I miss you, Beesley.
I have missed you for so long.
It’s not going to get better.
I don’t know where to begin, so I’ll start in Washington state in the summer of 1994. That shyness that turned out to be integrity that turned out to be understated sarcasm that turned out to be a sense of humor that always struck me as Canadian. We were instant friends. We would sit together on travel days and talk about what we wanted in life. I would eat half her sack lunch, I was always hungry, she rarely was. We kept in touch after the time on the road as Up With People students, met at the reunion, I got to talk to her husband and I liked him just as instantly. I never got the chance to meet her daughter, that now nine year old girl who always smiles in pictures with those brand new adult teeth she’s got. Sierra.

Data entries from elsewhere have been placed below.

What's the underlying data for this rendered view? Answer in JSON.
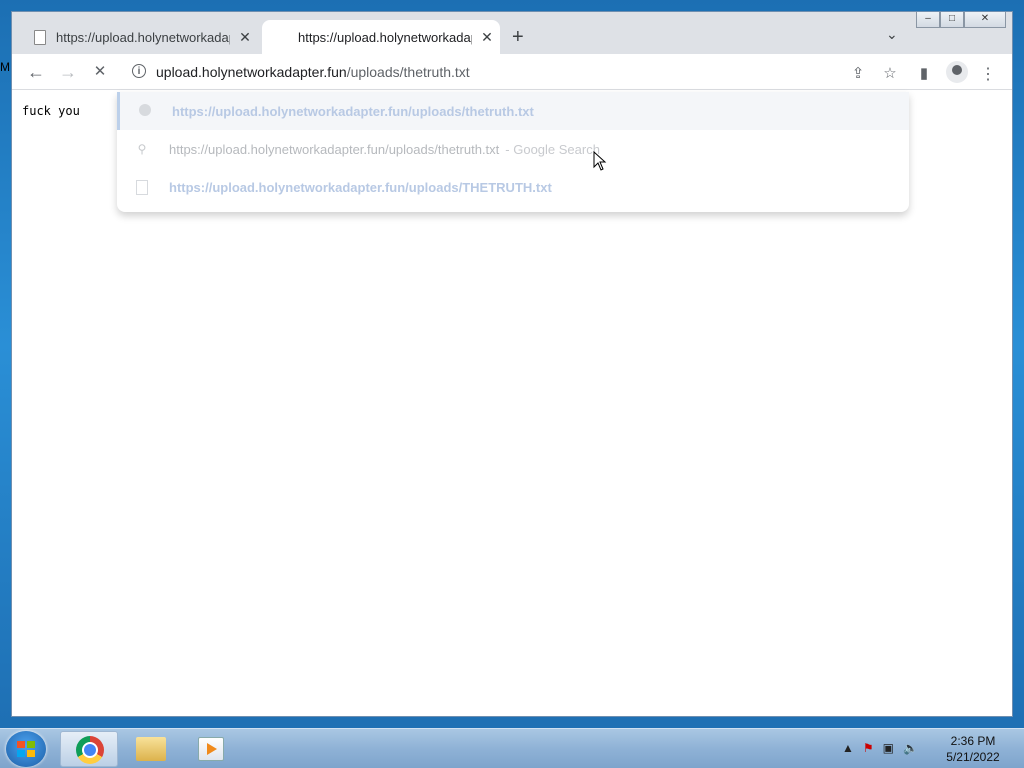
{
  "desktop": {
    "edge_text": "M"
  },
  "browser": {
    "tabs": [
      {
        "title": "https://upload.holynetworkadapter.fun/uploads/thetruth.txt",
        "active": false
      },
      {
        "title": "https://upload.holynetworkadapter.fun/uploads/thetruth.txt",
        "active": true
      }
    ],
    "icons": {
      "new_tab": "+",
      "tab_search": "⌄",
      "back": "←",
      "forward": "→",
      "stop": "✕",
      "close": "✕"
    },
    "omnibox": {
      "host": "upload.holynetworkadapter.fun",
      "path": "/uploads/thetruth.txt"
    },
    "suggestions": [
      {
        "text": "https://upload.holynetworkadapter.fun/uploads/thetruth.txt",
        "icon": "globe-icon"
      },
      {
        "text": "https://upload.holynetworkadapter.fun/uploads/thetruth.txt",
        "suffix": "- Google Search",
        "icon": "search-icon"
      },
      {
        "text": "https://upload.holynetworkadapter.fun/uploads/THETRUTH.txt",
        "icon": "document-icon"
      }
    ],
    "page": {
      "content": "fuck you"
    }
  },
  "taskbar": {
    "clock_time": "2:36 PM",
    "clock_date": "5/21/2022",
    "tray_icons": [
      "show-hidden-icons",
      "action-center-icon",
      "network-icon",
      "volume-icon"
    ]
  }
}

Sierra’s mother is gone now. Cancer was all over her, brutally and relentlessly, and she died peacefully in Ontario this morning. I have been looking at the chat column on Facebook, out on the right, like I was monitoring an ECG curve. Every day. Online recently, still with us.
Now it says 1d next to her name and there is no making that shorter.
Brenda, by the way. Brenda Beesley. I sometimes called her by last name since she sometimes did with me. She was now Brenda Ridgway as married. She got 45 years, and lots of friends who remember exactly how she laughed when she laughed really hard.